Es inagotable y muy fuerte, pero también, en un acto político, habla con tranquilidad de algunos momentos de su vida en los que ha temido por sí misma: “No peté del todo, pero en un momento me vine abajo”, cuenta. No quería ayuda, pero cuenta con una red poderosa de personas que la quieren a rabiar, que agarraron su mano y le ayudaron a salir del pozo. Acudió a los servicios psiquiátricos de la Seguridad Social donde no recibió el apoyo que necesitaba: “Necesitaba ayuda y no tener que explicarles que yo me movía en unos parámetros de vida que, aunque para ellos no estuvieran normalizados, no eran mi problema”. Decidió largarse a la naturaleza, sola, a buscar espacios de silencio en los que poder entender qué le estaba sucediendo. Cogió sus bártulos y se largó a Grazalema (Cádiz). “Viajé al sur para buscar el norte, que lo había perdido”, ironiza. Una tienda de campaña, alguna ruta pensada, comida para varios días y sus pies. “Pies para qué os quiero”, debió pensar. Rumbo a Tarifa sin aburrirse ni un solo día, pensando en todos los capítulos de su vida que quería cerrar, para encontrarse, para perdonarse. “Mi único miedo -contestaba cuando le preguntaban si no se asustaba estando sola- es que algún machirulo del pueblo sepa que estoy aquí y suba a agredirme”. Se levantaba para ver el amanecer, desmontaba la tienda, desayunaba y echaba a caminar hasta que oscurecía. Entonces, volvía a montar la tienda de campaña, cenaba y disfrutaba viendo cómo anochecía en la montaña. Si no hacía mucho frío, miraba las estrellas.
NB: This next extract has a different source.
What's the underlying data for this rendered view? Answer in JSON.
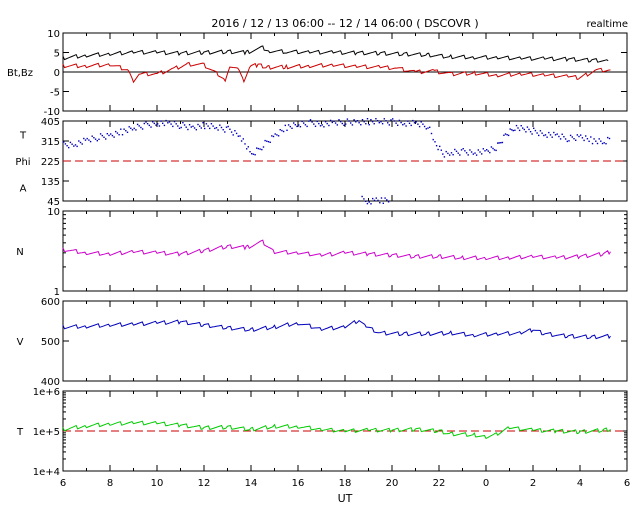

Durante los meses del año en los que está trabajando de manera remunerada como jardinera y haciendo trabajos de mantenimiento, acude cada mañana a su puesto de trabajo caminando doce kilómetros. Una noche muy calurosa, calcula que alrededor de las cinco de la mañana, bajo un cielo estrellado, escuchó un concierto de grillos y pajarillos. Salió de la carretera, se hizo un hueco entre la naturaleza y se puso a llorar. No es la única vez que se ha salido de la senda. Ni será la última.